I'm trying to derive the 2-D Fourier transform of \begin{gather*} f(x, y) = e^{-x^2 - y^2 - a x y} \end{gather*}
where $a \in \mathbb{R}$.
I am getting stuck in trying to complete the square inside the integral:
\begin{align*} \hat f(u, v) &= \frac{1}{2 \pi} \int_{-\infty}^{\infty} \int_{-\infty}^{\infty} f(x, y) e^{-i (u x + v y)} dx dy \\ &= \frac{1}{2 \pi} \int_{-\infty}^{\infty} \int_{-\infty}^{\infty} e^{-(x^2 + y^2 + a x y)} e^{-i (u x + v y)} dx dy \\ &= \frac{1}{2 \pi} \int_{-\infty}^{\infty} \int_{-\infty}^{\infty} e^{-(x^2 + i u x)} e^{-(y^2 + i v y)} e^{-a x y} dx dy \\ &= \frac{1}{2 \pi} \int_{-\infty}^{\infty} \int_{-\infty}^{\infty} e^{-(x^2 + i u x + (\frac{i u}{2})^2)} e^{(\frac{i u}{2})^2} e^{-(y^2 + i v y + (\frac{i v}{2})^2)} e^{(\frac{i v}{2})^2} e^{-a x y} dx dy \\ &= \frac{1}{2 \pi} \int_{-\infty}^{\infty} \int_{-\infty}^{\infty} e^{-(x + \frac{i u}{2})^2} e^{-(y + \frac{i v}{2})^2} e^{- \frac{u^2}{4} - \frac{v^2}{4}} e^{-a x y} dx dy \\ &= \frac{1}{2 \pi} e^{- \frac{u^2}{4} - \frac{v^2}{4}} \int_{-\infty}^{\infty} e^{-(y + \frac{i v}{2})^2} \int_{-\infty}^{\infty} e^{-(x + \frac{i u}{2})^2} e^{-a x y} dx dy \end{align*}
Namely at the end, how do I integrate over $x$?

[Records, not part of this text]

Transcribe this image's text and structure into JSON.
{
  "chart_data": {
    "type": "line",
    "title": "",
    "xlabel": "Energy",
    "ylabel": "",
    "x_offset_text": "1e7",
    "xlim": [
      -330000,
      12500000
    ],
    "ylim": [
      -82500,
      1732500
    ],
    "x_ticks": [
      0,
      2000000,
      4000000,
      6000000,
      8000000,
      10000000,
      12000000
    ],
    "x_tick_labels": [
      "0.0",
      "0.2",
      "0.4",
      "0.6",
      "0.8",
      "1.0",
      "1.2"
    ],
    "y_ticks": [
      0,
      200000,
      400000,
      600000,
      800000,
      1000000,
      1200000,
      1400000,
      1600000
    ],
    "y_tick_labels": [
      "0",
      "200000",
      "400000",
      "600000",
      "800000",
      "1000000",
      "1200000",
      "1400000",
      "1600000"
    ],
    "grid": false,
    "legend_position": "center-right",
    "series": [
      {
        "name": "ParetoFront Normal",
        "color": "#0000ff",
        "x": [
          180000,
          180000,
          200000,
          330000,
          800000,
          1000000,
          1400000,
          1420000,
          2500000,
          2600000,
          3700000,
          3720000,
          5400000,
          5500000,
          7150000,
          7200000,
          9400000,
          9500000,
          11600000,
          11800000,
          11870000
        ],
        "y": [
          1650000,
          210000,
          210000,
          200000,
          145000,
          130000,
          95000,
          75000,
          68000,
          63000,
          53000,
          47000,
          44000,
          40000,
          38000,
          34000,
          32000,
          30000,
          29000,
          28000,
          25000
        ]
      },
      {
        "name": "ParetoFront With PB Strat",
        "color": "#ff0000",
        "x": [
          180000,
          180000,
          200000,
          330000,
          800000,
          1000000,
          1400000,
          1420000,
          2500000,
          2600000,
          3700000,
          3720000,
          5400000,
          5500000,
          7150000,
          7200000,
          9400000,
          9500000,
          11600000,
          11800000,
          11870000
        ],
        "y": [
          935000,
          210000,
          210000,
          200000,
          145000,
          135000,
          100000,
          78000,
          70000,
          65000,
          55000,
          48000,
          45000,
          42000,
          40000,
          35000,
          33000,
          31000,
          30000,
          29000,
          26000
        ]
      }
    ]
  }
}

\begin{gather*} \int_{-\infty}^{\infty} e^{-(x + \frac{i u}{2})^2} e^{-a x y} dx \end{gather*}
Should I change how I aggregate $x$ terms earlier?
\begin{gather*} \frac{1}{2 \pi} \int_{-\infty}^{\infty} \int_{-\infty}^{\infty} e^{-(x^2 + i u x)} e^{-(y^2 + i v y)} e^{-a x y} dx dy \\ = \frac{1}{2 \pi} e^{\frac{i v}{2})^2} \int_{-\infty}^{\infty} e^{-(y^2 + i v y + \frac{i v}{2})^2)} \int_{-\infty}^{\infty} e^{-(x^2 + i u x + a x y)} dx dy \end{gather*}
and completing the square of $e^{-(x^2 + i u x + a x y)}$...
\begin{gather*} = \frac{1}{2 \pi} e^{(\frac{i v}{2})^2} \int_{-\infty}^{\infty} e^{-(y^2 + i v y + (\frac{i v}{2})^2)} e^{(\frac{i u + a y}{2})^2} \int_{-\infty}^{\infty} e^{-(x^2 + (i u + a y) x + (\frac{i u + a y}{2})^2)} dx dy \\ = \frac{1}{2 \pi} e^{(\frac{i v}{2})^2} \int_{-\infty}^{\infty} e^{-(y^2 + i v y + (\frac{i v}{2})^2)} e^{(\frac{i u + a y}{2})^2} \int_{-\infty}^{\infty} e^{-(x+ (\frac{i u + a y}{2})^2)} dx dy \end{gather*}
but then $\int_{-\infty}^{\infty} e^{-(x+c)^2} dx$ is equal to zero...
Am I doing something wrong?